Ferritin‐Inspired Encapsulation and Stabilization of Gold Nanoclusters for High‐Performance Photothermal Conversion

Abstract Gold nanoclusters (AuNCs) are highly promising for applications in photothermal conversion due to their exceptional surface area and optical properties. However, their high surface energy often leads to aggregation, compromising stability and performance. To address this, we developed a ferritin‐inspired covalent organic cage with a near‐enclosed cavity to physically stabilize AuNCs. This superphane cage coordinates with Au 3 ⁺ ions, forming highly stable and uniform AuNCs upon reduction. The encapsulated AuNCs exhibit broad absorption (250–2500 nm) and achieve remarkable photothermal conversion efficiency of 92.8% under 808 nm laser irradiation.
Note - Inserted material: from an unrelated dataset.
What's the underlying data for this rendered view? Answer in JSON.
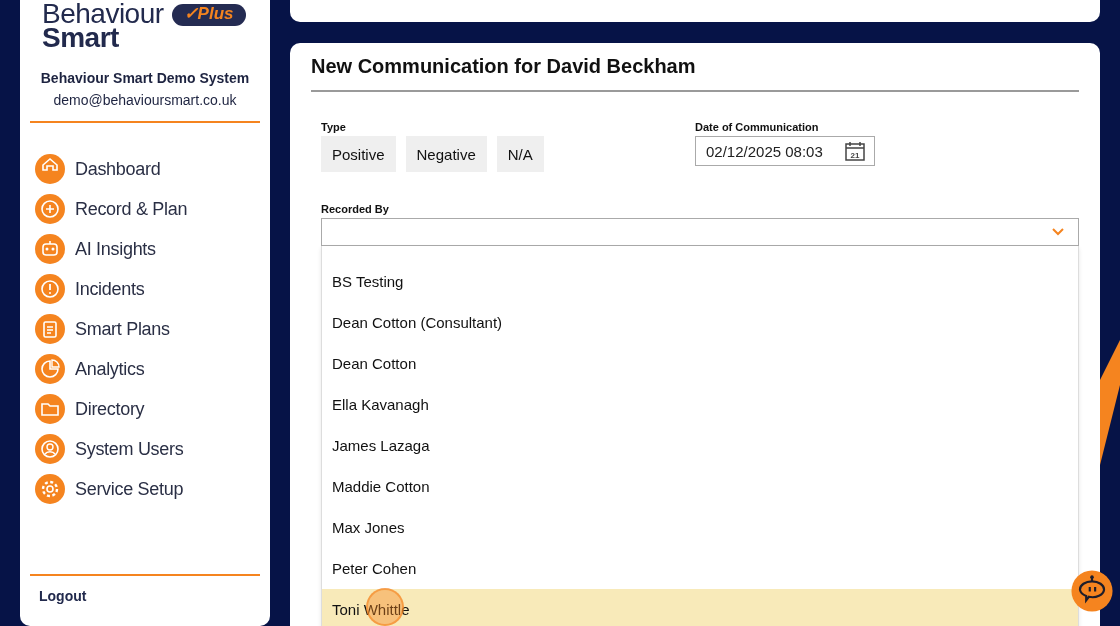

At low power densities (0.5 W/cm 2 ), temperatures reach 150 °C, and under one‐sun illumination (1 kW/m 2 ), the solar‐to‐vapor generation efficiency reaches 95.1%, with a water evaporation rate of 2.35 kg m −2  h −1 . Even after 20 seawater desalination cycles, the system maintains a stable evaporation rate of 2.24 kg m −2  h −1 , demonstrating excellent salt tolerance and durability. This ferritin‐inspired strategy offers a robust platform for enhancing the stability and performance of AuNCs, advancing sustainable energy and water purification technologies.